I’ll add some detail. The hazel dormouse is a nocturnal tree-dwelling rodent and it’s already been wiped out in the north of the England. At the beginning of the 20th century, they were present in all counties in England and Wales barred two. Now they are only found south of a line between Flintshire and North Wales and Suffolk except for a single population in Cumbria.

Between 2000 and 2022, numbers declined by 72% according to the People’s Trust for Endangered Species, a charity. They monitor 400 sites. There are now an estimated 930,000 hazel dormice in England and Wales.

A lot of money has gone into protecting and conserving this animal without success. It is classified as “vulnerable” by the IUCN Red List but there will be people who believe it should be classified as “endangered”.

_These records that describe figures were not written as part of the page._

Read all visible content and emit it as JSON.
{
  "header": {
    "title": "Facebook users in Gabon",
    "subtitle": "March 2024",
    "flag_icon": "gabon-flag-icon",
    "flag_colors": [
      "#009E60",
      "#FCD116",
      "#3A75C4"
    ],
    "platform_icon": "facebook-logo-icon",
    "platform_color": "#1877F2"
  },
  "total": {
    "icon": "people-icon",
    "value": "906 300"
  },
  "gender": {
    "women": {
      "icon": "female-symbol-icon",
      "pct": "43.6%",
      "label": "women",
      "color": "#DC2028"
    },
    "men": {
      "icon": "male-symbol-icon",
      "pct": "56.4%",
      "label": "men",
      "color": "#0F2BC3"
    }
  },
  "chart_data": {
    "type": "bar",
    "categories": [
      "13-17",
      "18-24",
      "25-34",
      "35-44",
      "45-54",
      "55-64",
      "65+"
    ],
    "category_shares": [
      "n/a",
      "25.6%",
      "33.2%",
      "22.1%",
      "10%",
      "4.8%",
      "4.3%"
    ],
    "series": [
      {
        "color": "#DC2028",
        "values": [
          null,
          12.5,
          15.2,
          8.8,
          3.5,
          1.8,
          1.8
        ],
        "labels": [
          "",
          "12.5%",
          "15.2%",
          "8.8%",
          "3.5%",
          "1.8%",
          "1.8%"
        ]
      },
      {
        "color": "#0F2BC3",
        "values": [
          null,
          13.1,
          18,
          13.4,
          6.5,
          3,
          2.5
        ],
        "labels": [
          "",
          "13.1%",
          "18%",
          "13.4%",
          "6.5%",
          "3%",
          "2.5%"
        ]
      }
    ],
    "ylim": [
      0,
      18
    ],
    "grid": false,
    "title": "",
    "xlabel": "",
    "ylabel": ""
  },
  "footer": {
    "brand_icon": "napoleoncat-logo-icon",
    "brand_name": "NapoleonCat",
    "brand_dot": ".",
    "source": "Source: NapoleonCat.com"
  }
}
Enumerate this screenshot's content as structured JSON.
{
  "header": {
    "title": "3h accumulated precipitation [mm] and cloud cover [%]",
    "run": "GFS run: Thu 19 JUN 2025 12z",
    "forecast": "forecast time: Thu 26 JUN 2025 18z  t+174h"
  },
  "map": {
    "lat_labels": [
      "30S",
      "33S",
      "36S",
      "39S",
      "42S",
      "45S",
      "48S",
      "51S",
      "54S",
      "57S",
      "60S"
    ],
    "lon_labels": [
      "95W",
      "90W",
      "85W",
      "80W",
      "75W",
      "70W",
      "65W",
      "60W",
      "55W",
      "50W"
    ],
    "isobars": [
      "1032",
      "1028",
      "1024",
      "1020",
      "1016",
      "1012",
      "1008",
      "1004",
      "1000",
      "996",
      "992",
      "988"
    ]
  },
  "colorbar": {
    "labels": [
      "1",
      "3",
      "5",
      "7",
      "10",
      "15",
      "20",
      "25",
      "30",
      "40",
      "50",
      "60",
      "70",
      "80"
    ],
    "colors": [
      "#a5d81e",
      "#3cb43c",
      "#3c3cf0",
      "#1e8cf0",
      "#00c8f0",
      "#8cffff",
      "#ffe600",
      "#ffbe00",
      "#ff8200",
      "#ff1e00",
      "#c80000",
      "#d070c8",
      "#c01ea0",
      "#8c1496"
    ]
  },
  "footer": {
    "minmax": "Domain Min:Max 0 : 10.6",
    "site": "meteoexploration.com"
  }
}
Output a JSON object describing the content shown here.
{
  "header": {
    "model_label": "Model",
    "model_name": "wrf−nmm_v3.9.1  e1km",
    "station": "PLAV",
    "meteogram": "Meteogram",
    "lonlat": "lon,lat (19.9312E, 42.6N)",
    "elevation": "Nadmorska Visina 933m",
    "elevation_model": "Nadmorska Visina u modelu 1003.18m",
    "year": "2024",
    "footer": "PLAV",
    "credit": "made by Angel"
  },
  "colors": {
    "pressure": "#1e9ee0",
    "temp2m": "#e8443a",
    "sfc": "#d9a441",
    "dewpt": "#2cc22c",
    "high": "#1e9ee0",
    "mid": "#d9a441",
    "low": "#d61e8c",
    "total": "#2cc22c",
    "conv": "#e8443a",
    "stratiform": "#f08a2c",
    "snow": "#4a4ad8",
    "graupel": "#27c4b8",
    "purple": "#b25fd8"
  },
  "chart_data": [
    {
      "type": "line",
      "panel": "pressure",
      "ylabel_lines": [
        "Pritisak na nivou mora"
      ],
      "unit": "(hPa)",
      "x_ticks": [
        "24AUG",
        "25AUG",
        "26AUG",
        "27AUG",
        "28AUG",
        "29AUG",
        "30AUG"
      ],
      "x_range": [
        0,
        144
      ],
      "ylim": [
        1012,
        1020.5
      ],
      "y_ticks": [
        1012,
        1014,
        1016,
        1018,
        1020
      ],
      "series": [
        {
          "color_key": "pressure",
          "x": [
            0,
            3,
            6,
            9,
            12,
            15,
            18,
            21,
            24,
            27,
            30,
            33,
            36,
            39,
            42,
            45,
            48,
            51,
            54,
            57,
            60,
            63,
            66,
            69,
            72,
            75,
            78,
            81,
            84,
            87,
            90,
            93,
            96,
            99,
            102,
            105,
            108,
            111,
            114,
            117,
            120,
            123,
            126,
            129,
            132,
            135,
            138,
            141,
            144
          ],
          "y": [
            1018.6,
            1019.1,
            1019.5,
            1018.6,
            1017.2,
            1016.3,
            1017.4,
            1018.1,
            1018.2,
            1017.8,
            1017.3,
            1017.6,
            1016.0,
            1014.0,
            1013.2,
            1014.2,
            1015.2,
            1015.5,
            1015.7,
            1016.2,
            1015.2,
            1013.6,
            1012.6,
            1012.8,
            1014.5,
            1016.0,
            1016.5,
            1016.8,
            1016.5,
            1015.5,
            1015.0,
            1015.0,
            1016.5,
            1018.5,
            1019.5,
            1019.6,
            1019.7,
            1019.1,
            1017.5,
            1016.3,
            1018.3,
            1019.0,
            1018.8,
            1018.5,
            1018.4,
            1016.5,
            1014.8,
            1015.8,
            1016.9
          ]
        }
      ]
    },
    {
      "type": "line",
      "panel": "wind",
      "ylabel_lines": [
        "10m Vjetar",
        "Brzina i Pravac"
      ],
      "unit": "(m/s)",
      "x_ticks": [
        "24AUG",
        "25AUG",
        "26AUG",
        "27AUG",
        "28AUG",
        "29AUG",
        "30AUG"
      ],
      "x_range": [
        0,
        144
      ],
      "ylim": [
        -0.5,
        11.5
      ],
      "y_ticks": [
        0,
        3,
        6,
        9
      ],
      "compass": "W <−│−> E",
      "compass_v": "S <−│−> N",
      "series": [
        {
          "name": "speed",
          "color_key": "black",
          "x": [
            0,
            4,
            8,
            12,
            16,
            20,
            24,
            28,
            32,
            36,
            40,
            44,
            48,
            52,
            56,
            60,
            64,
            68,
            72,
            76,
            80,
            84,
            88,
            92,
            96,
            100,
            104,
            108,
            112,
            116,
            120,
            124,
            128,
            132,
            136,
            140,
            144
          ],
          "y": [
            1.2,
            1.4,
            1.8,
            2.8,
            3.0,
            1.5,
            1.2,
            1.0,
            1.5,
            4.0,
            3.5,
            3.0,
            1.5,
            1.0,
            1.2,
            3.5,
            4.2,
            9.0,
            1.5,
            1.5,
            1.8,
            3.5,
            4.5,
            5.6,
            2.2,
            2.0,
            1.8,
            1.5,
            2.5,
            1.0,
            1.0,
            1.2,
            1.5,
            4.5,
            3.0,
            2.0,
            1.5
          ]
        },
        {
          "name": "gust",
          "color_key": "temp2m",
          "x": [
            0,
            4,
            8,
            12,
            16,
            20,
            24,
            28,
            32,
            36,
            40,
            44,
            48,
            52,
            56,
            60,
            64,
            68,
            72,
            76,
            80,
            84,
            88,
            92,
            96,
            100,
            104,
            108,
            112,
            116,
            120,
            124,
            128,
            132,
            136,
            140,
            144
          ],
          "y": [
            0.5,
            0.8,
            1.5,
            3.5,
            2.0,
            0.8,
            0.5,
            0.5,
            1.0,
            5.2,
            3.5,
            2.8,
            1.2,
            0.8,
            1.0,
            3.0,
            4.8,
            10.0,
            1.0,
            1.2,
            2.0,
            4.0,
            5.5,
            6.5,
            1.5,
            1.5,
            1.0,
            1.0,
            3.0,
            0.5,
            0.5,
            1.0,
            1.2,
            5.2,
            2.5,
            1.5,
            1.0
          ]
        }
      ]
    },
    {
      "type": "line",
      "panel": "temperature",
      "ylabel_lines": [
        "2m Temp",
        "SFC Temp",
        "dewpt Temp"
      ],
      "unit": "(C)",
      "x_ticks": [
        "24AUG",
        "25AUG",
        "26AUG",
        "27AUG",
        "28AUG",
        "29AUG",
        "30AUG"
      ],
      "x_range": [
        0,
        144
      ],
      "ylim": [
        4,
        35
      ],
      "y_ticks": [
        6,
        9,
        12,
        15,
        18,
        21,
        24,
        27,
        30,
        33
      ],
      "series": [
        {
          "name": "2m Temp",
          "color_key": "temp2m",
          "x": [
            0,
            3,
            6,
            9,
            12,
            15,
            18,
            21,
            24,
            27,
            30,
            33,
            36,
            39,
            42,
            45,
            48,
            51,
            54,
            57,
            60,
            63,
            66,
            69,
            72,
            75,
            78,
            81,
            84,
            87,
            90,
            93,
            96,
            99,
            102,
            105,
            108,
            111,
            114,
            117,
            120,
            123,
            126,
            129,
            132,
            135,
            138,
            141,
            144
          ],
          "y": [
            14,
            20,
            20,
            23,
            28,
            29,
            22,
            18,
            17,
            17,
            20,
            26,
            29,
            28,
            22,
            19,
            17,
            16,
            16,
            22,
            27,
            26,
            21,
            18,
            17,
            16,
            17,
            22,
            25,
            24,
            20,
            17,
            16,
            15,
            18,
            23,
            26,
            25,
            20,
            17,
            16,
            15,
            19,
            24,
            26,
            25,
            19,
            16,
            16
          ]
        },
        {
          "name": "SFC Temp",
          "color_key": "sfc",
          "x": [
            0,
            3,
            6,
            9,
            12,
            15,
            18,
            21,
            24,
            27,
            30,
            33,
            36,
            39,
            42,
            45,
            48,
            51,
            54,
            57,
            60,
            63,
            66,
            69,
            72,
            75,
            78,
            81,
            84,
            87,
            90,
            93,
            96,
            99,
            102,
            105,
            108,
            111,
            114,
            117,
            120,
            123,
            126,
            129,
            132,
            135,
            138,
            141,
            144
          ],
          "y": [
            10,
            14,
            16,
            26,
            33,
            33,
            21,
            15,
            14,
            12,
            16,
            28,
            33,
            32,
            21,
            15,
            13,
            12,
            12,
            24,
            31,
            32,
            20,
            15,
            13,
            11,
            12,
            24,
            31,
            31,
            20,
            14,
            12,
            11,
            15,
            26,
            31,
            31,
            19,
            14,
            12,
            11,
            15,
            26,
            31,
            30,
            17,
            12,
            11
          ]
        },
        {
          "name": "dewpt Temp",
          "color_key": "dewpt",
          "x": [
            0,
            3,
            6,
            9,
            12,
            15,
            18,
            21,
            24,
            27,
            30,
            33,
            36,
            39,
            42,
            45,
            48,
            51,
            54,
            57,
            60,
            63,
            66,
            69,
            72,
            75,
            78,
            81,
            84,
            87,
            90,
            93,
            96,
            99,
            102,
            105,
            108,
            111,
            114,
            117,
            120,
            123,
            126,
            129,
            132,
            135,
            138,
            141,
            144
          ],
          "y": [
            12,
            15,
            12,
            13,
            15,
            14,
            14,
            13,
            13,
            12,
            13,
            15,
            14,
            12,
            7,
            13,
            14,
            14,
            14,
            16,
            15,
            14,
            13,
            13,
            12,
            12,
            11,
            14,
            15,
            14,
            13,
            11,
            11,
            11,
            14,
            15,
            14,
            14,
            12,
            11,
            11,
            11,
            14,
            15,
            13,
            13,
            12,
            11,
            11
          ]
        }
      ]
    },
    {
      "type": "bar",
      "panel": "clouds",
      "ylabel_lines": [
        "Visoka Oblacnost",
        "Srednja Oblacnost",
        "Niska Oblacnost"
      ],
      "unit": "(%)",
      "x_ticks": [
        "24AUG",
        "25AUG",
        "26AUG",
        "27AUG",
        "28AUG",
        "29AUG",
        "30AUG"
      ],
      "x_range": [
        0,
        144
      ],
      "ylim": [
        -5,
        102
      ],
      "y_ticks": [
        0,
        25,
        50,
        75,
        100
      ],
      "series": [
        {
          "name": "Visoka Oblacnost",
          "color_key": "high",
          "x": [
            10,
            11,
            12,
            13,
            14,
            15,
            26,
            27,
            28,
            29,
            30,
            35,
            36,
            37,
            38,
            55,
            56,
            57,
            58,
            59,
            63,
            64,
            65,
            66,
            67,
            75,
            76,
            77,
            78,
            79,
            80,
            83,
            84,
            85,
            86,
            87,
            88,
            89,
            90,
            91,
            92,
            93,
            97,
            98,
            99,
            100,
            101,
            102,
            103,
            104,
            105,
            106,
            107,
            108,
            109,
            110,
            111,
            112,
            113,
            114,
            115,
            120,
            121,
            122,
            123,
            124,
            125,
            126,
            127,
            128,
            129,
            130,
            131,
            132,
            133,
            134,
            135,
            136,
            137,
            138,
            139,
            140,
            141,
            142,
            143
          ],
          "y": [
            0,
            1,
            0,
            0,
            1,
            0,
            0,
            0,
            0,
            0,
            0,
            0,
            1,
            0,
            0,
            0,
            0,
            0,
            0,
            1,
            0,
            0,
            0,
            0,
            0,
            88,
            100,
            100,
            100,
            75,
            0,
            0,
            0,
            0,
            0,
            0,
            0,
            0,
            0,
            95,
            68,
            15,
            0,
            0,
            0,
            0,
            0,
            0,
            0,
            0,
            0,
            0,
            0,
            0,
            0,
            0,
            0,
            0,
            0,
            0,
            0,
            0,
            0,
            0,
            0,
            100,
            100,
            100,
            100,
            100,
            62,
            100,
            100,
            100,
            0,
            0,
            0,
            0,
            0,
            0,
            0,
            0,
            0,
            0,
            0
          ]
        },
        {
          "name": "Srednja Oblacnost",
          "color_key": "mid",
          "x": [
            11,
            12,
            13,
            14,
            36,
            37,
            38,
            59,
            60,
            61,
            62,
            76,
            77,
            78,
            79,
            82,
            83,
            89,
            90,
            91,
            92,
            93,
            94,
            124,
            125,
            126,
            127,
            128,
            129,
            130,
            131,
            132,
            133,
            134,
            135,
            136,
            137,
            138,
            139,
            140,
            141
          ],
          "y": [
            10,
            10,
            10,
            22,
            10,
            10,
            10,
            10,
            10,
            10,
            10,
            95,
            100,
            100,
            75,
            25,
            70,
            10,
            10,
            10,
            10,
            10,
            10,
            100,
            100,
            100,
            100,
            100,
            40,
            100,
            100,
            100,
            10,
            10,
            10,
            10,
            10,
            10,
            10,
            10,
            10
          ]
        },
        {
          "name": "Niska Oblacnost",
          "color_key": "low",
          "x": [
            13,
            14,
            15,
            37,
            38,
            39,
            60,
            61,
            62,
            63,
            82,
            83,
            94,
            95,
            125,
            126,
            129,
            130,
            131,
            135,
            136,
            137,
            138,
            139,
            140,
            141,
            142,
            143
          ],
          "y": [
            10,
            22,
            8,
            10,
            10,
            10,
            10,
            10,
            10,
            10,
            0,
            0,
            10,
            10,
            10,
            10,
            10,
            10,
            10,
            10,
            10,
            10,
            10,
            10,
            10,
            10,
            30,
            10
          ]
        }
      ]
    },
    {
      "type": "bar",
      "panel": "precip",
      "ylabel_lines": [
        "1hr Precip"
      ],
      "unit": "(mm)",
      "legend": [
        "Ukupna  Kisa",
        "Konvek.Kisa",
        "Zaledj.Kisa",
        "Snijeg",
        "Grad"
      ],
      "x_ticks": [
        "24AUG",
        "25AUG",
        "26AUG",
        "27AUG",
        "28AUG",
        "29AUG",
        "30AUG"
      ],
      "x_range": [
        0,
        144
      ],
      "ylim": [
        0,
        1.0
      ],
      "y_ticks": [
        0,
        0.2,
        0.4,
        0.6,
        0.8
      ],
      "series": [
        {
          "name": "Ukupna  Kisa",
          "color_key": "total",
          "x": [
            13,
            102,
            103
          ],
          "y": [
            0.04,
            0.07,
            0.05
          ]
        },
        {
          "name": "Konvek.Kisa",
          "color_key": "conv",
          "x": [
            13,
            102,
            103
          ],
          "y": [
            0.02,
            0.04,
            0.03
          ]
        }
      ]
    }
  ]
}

They are important little animal because their presence tells us that a landscape is fit for woodland birds and butterflies. They mostly live in bushes and scrubby undergrowth of woodlands and also in hedgerows.

Another negative impact on their survival has been wet weather. Britain is far wetter than it used to be and I would put this down to global warming. The hazel dormouse has not evolved to be successful in wet weather because their coat is not waterproof.

Note: generally, the IUCN red list classifies the hazel dormouse as of least concern in fact, on my research, but the last time they assessed the situation was in 2016. It is present of a very large area from the south of England and Wales and then covering a large swathe of Europe except for southern France and Spain and up into Russia as far as Moscow and as far east as the Ukraine.